Hehe GPS was never meant for that kind of accuracy. The reliabily is terrible today. It's a very cool hack but it will break your toes sooner rather than later.
Haha, I think the HN submissions will be more along the lines of "How I spoofed a GPS signal to get my neighbor's automated lawn mower to cut my grass"
Related to that: high-precision indoor positioning piggybacking of WLAN etc.
Worked in that space for a year and boy is indoor positioning with wifi or Bluetooth unreliable. I bet on it never making it, especially with all the other possibilities for indoor positioning opening up.
what do you think are the likeliest technologies to power indoor positioning within 5 years?
Laser & Lidar and also straight up GPS for many big buildings.

My robot vacuum with lasers has better indoor positioning than we ever managed to come close to in ideal conditions.

With the Wifi standard extensions to allow time-of-flight, or the "old-fashioned" signal strength methods?
Vaccines with mRNA (Pfizer and BioNTech's COVID-19 vaccine being an example).
I never understood how it gets the mRNA inside your cells?
Text-Speec-Recognition AI. KIT recently made a breakthrough with 1 sec. delay between speech and output and 5% error-rate.
Starlink will be huge. I would like to receive the thing right now. I don't think people appreciate just how big it will be.

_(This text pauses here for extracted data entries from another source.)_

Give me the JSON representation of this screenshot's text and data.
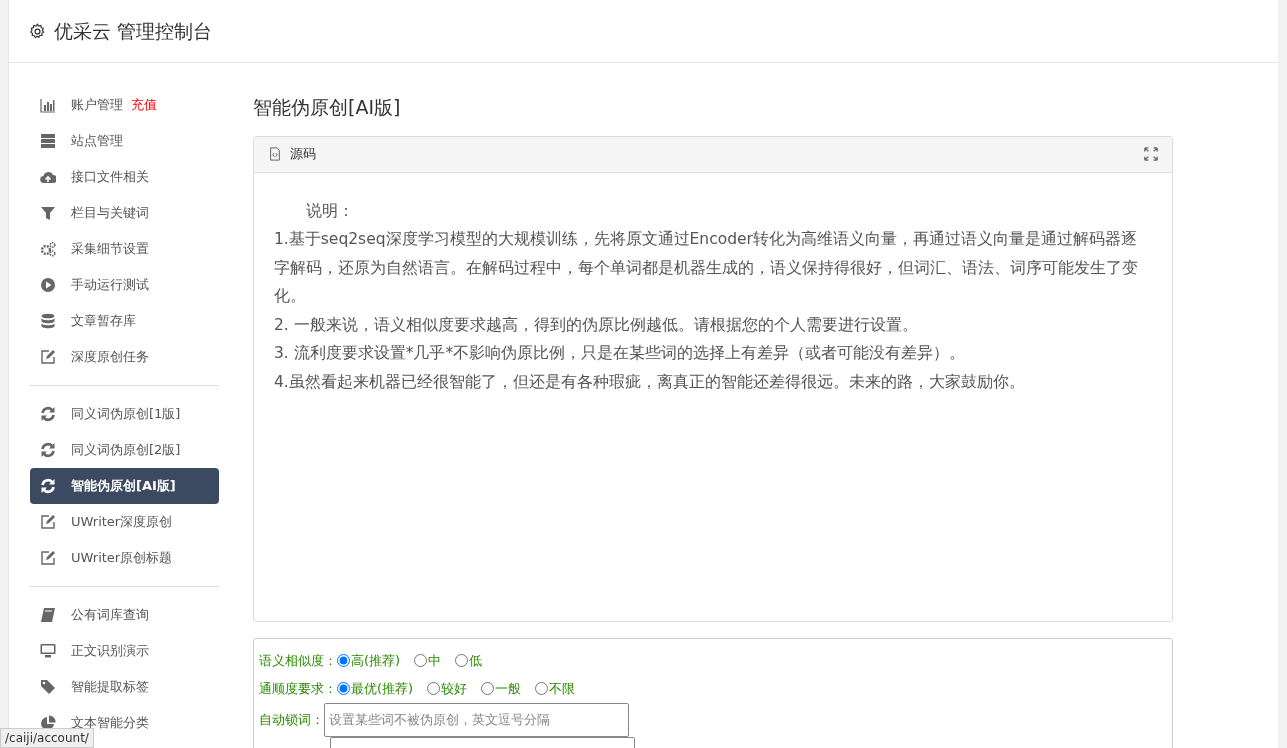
{
  "header": {
    "title": "优采云 管理控制台"
  },
  "sidebar": {
    "groups": [
      {
        "items": [
          {
            "label": "账户管理",
            "badge": "充值",
            "selected": false
          },
          {
            "label": "站点管理",
            "selected": false
          },
          {
            "label": "接口文件相关",
            "selected": false
          },
          {
            "label": "栏目与关键词",
            "selected": false
          },
          {
            "label": "采集细节设置",
            "selected": false
          },
          {
            "label": "手动运行测试",
            "selected": false
          },
          {
            "label": "文章暂存库",
            "selected": false
          },
          {
            "label": "深度原创任务",
            "selected": false
          }
        ]
      },
      {
        "items": [
          {
            "label": "同义词伪原创[1版]",
            "selected": false
          },
          {
            "label": "同义词伪原创[2版]",
            "selected": false
          },
          {
            "label": "智能伪原创[AI版]",
            "selected": true
          },
          {
            "label": "UWriter深度原创",
            "selected": false
          },
          {
            "label": "UWriter原创标题",
            "selected": false
          }
        ]
      },
      {
        "items": [
          {
            "label": "公有词库查询",
            "selected": false
          },
          {
            "label": "正文识别演示",
            "selected": false
          },
          {
            "label": "智能提取标签",
            "selected": false
          },
          {
            "label": "文本智能分类",
            "selected": false
          }
        ]
      }
    ]
  },
  "content": {
    "title": "智能伪原创[AI版]",
    "editor": {
      "toolbar_label": "源码",
      "paragraphs": [
        "说明：",
        "1.基于seq2seq深度学习模型的大规模训练，先将原文通过Encoder转化为高维语义向量，再通过语义向量是通过解码器逐字解码，还原为自然语言。在解码过程中，每个单词都是机器生成的，语义保持得很好，但词汇、语法、词序可能发生了变化。",
        "2. 一般来说，语义相似度要求越高，得到的伪原比例越低。请根据您的个人需要进行设置。",
        "3. 流利度要求设置*几乎*不影响伪原比例，只是在某些词的选择上有差异（或者可能没有差异）。",
        "4.虽然看起来机器已经很智能了，但还是有各种瑕疵，离真正的智能还差得很远。未来的路，大家鼓励你。"
      ]
    },
    "form": [
      {
        "kind": "radio",
        "label": "语义相似度：",
        "options": [
          {
            "label": "高(推荐)",
            "selected": true
          },
          {
            "label": "中",
            "selected": false
          },
          {
            "label": "低",
            "selected": false
          }
        ]
      },
      {
        "kind": "radio",
        "label": "通顺度要求：",
        "options": [
          {
            "label": "最优(推荐)",
            "selected": true
          },
          {
            "label": "较好",
            "selected": false
          },
          {
            "label": "一般",
            "selected": false
          },
          {
            "label": "不限",
            "selected": false
          }
        ]
      },
      {
        "kind": "input",
        "label": "自动锁词：",
        "placeholder": "设置某些词不被伪原创，英文逗号分隔"
      },
      {
        "kind": "input"
      }
    ]
  },
  "status_bar": {
    "url": "/caiji/account/"
  }
}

For context: right now, I'm in Algiers, Algeria, with an ADSL connection of 4Mbps paid around $30/month for home usage. Recently down to $15/month, but the. 2Mbps for businesses is $77/month. Now, I've tried numerous times to upgrade this.

Fiber was priced at around $190/month for home usage, with many people showing upload is capped at 1Mbps. Yes, that's "one megabits, not megabytes, per second". Even then, I was willing to get it.

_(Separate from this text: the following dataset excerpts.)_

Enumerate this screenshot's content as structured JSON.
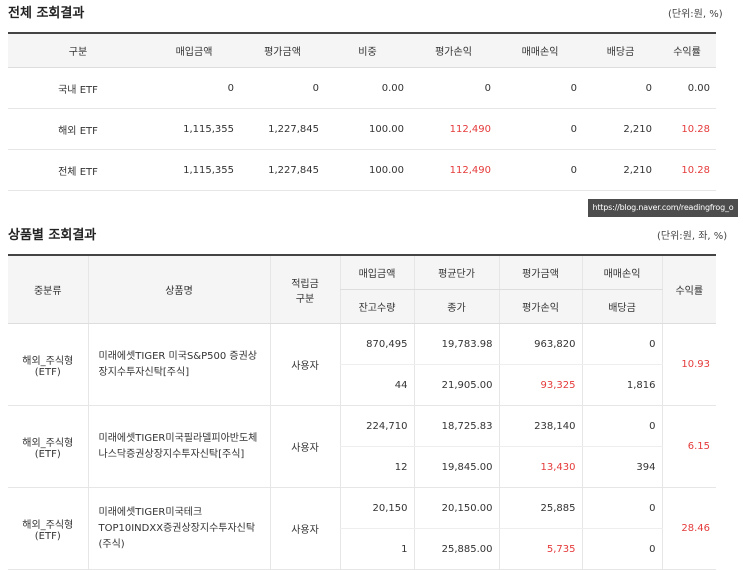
{
  "summary": {
    "title": "전체 조회결과",
    "unit": "(단위:원, %)",
    "headers": [
      "구분",
      "매입금액",
      "평가금액",
      "비중",
      "평가손익",
      "매매손익",
      "배당금",
      "수익률"
    ],
    "rows": [
      {
        "label": "국내 ETF",
        "buy": "0",
        "eval": "0",
        "weight": "0.00",
        "eval_pl": "0",
        "trade_pl": "0",
        "dividend": "0",
        "return": "0.00"
      },
      {
        "label": "해외 ETF",
        "buy": "1,115,355",
        "eval": "1,227,845",
        "weight": "100.00",
        "eval_pl": "112,490",
        "trade_pl": "0",
        "dividend": "2,210",
        "return": "10.28"
      },
      {
        "label": "전체 ETF",
        "buy": "1,115,355",
        "eval": "1,227,845",
        "weight": "100.00",
        "eval_pl": "112,490",
        "trade_pl": "0",
        "dividend": "2,210",
        "return": "10.28"
      }
    ]
  },
  "watermark": "https://blog.naver.com/readingfrog_o",
  "detail": {
    "title": "상품별 조회결과",
    "unit": "(단위:원, 좌, %)",
    "headers": {
      "category": "중분류",
      "product": "상품명",
      "accum_type": "적립금 구분",
      "buy_amount": "매입금액",
      "avg_price": "평균단가",
      "eval_amount": "평가금액",
      "trade_pl": "매매손익",
      "return": "수익률",
      "balance_qty": "잔고수량",
      "close_price": "종가",
      "eval_pl": "평가손익",
      "dividend": "배당금"
    },
    "rows": [
      {
        "category": "해외_주식형(ETF)",
        "product": "미래에셋TIGER 미국S&P500 증권상장지수투자신탁[주식]",
        "accum_type": "사용자",
        "buy_amount": "870,495",
        "avg_price": "19,783.98",
        "eval_amount": "963,820",
        "trade_pl": "0",
        "balance_qty": "44",
        "close_price": "21,905.00",
        "eval_pl": "93,325",
        "dividend": "1,816",
        "return": "10.93"
      },
      {
        "category": "해외_주식형(ETF)",
        "product": "미래에셋TIGER미국필라델피아반도체나스닥증권상장지수투자신탁[주식]",
        "accum_type": "사용자",
        "buy_amount": "224,710",
        "avg_price": "18,725.83",
        "eval_amount": "238,140",
        "trade_pl": "0",
        "balance_qty": "12",
        "close_price": "19,845.00",
        "eval_pl": "13,430",
        "dividend": "394",
        "return": "6.15"
      },
      {
        "category": "해외_주식형(ETF)",
        "product": "미래에셋TIGER미국테크TOP10INDXX증권상장지수투자신탁(주식)",
        "accum_type": "사용자",
        "buy_amount": "20,150",
        "avg_price": "20,150.00",
        "eval_amount": "25,885",
        "trade_pl": "0",
        "balance_qty": "1",
        "close_price": "25,885.00",
        "eval_pl": "5,735",
        "dividend": "0",
        "return": "28.46"
      }
    ]
  }
}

20Mbps for business is ... $505/month. It's cheaper for home use at ... $77/month recently for 100Mbps, which is a price drop from $190/month a month ago... if you can get the company to install FTTH, and if you live somewhere 'with DSLAM' as they say. They can't serve downtown.

ADSL and fiber are only available through the state owned company, of course, which also proposes Wimax, and 4G. Other carriers have 4G. Doesn't work where it matters. Plus it's capped. There were competitors in ADSL and Wimax, they were closed and had trouble with the regulation authority which oversees all.

I once needed someone remote to be on video call with a physician. ADSL went down. I sent "airtime/4G" credit to 8 numbers belonging to people who were present so they could have "internet" and be able to make the call. These numbers were of the three different carriers. No internet.

Starlink will be huge: bypass state monopolies, bypass regulating bodies. People will pay off customs agents to get receivers in if authorities try to restrict their imports, and there will be a black market for that if that happens.